Telg received medals for his service, but he prized three medals above all other: a B'kraktgoto'pekttoru First Class for spying on Markior, the Yoshi Guardian Spirit, an annual K'titolko Medal for infiltrating a Kremling base on Kong Isle, and an annual T'gataltok for bringing the largest amount of information in a mission for the same year, in the same mission. He kept them inside his blue shell at all times, a source of confidence when the going got tough.

Tougher yet was yet to come. He spied on Banjo the Honey Bear and Kazooie the Breegull on the Isle O’Hags as part of an agreement reached between Bowser and an ally, the witch Grunty Winkybunion. The bear and bird had defeated, almost single-handedly, the Gruntling army and defeated the witch twice. The witch was sick of the humiliation and the Koopas were afraid that the duo might have turned their attention Kingdom-bound.

There was some strange element in the soil in Spiral Mountain, the part of the isle where the duo lived, that caused vegetables to gain semi-sentience and grow to monstrous heights. A hole had been created by the KBT as a protection against them.

Telg was attacked by one such vegetable – an eight-foot tall carrot. He ran to the hole to protect himself from it – as ridiculous as it already seemed, the hole opened up beneath him, and he was pulled to the planet of Zolott, landing in a great desert traversed by human slave traders known as the Tullabanarigans.

He was captured by one such slave train, sent to the heavily fortified city of Tullabanariga, and sold into slavery by the name he became known as – “Tob”, an acronym for “stupid turtle-thing”.
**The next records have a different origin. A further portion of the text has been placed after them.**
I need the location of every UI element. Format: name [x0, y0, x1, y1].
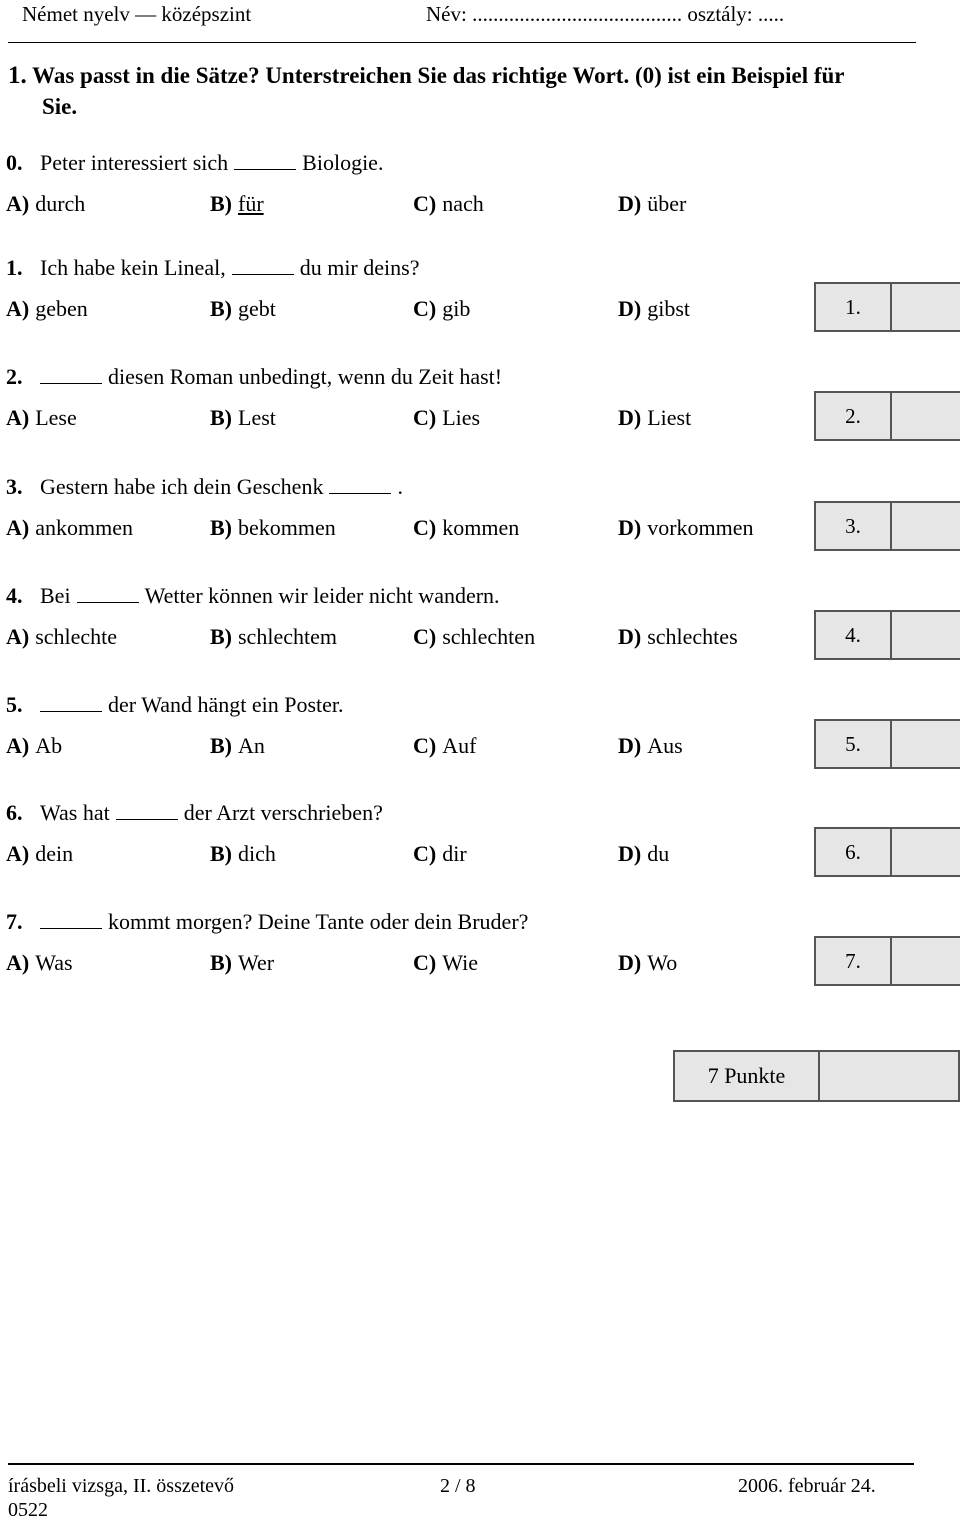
score-entry-cell[interactable] — [892, 612, 960, 658]
option-text: Liest — [647, 405, 692, 430]
option-c[interactable] — [413, 191, 484, 217]
option-b[interactable] — [210, 296, 276, 322]
option-key: C) — [413, 296, 437, 321]
option-text: vorkommen — [647, 515, 754, 540]
task-instruction-line2: Sie. — [42, 94, 78, 119]
option-text: dein — [35, 841, 74, 866]
option-key: D) — [618, 405, 642, 430]
option-d[interactable] — [618, 296, 690, 322]
option-key: D) — [618, 515, 642, 540]
option-text: nach — [442, 191, 484, 216]
option-key: C) — [413, 515, 437, 540]
question-sentence — [6, 474, 403, 500]
option-c[interactable] — [413, 624, 535, 650]
footer-date: 2006. február 24. — [738, 1475, 876, 1497]
sentence-before-gap: Peter interessiert sich — [40, 150, 229, 175]
option-text: du — [647, 841, 670, 866]
option-key: C) — [413, 733, 437, 758]
question-number: 1. — [6, 255, 23, 280]
score-box — [814, 391, 960, 441]
option-c[interactable] — [413, 841, 467, 867]
option-key: B) — [210, 191, 232, 216]
option-key: B) — [210, 296, 232, 321]
option-text: kommen — [442, 515, 520, 540]
option-b[interactable] — [210, 405, 276, 431]
option-a[interactable] — [6, 191, 85, 217]
score-entry-cell[interactable] — [892, 829, 960, 875]
sentence-after-gap: der Arzt verschrieben? — [183, 800, 383, 825]
option-d[interactable] — [618, 191, 686, 217]
option-c[interactable] — [413, 733, 476, 759]
footer-page-number: 2 / 8 — [440, 1475, 476, 1497]
option-text: Wie — [442, 950, 478, 975]
option-text: Wer — [238, 950, 275, 975]
option-text: für — [238, 191, 264, 216]
option-a[interactable] — [6, 405, 77, 431]
score-box — [814, 827, 960, 877]
option-key: B) — [210, 624, 232, 649]
option-key: D) — [618, 191, 642, 216]
option-text: schlechtes — [647, 624, 738, 649]
option-text: geben — [35, 296, 88, 321]
option-text: Lies — [442, 405, 481, 430]
option-d[interactable] — [618, 841, 669, 867]
option-c[interactable] — [413, 515, 519, 541]
score-box-label: 1. — [816, 284, 892, 330]
question-sentence — [6, 364, 502, 390]
sentence-before-gap: Gestern habe ich dein Geschenk — [40, 474, 324, 499]
sentence-after-gap: der Wand hängt ein Poster. — [108, 692, 344, 717]
option-key: C) — [413, 950, 437, 975]
option-text: Auf — [442, 733, 477, 758]
option-text: gebt — [238, 296, 276, 321]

After months of horrible treatment, he was able to escape through the sewers after his owner died. Unfortunately, his luck seemed to be elsewhere as he ran straight into another slave train.

 

One night, along its journey back to the city, it stopped atop a dune as it found on the strange, vacuum world, a Yoshi, a member of the lizard-like race of Tob’s homeworld. In the morning, when the Yoshi awoke, the Koopa found himself wrapped around by its prehensile tongue. He pleaded with the Yoshi to let him free and not to eat him in return for his help and advice about what was about to happen. When the Yoshi introduced himself, he was taken aback – it was none other than Dyluck Thanatos Yoshi von Kippo, a.k.a. Lich. He was the Guardian of the Cyan Arc, a powerful and ancient Boomerang of Light. Tob had been designated by his superiors to investigate the Yoshi after he had come to the country and stolen one of Bowser’s teeth – straight from his mouth. Tob knew that it would be pointless to arrest the Yoshi and rather detrimental to both of them, so the two formed a friendship quickly, particularly as they were sold to the same person.

Also on this crazy planet was Markior. Being close friends with Lich, he picked up his location and his forced labour. Angered by the slavery, he sent his army of Protoss warriors to free them, then in absolute rage, he destroyed Tullabanariga single-handedly. In the rescue party was Lich’s love, Riu, or better known as Dragon. The two were delighted to see each other. However, Ulrezaj, Markior’s nemesis was on Zolott as well, and he sent Dragon mad and began to control her mind. She quickly joined Ulrezaj, Lich devastated by this loss.

Tob sensed this, and realised that his loss could be used to his advantage. He bargained with him – his confidence provided by his medals, he would infiltrate Ulrezaj’s lair and free Dragon. In return, Lich would do what the Gr’tokoru did to him – he would eliminate them, and Tob could have Ket’nalkok.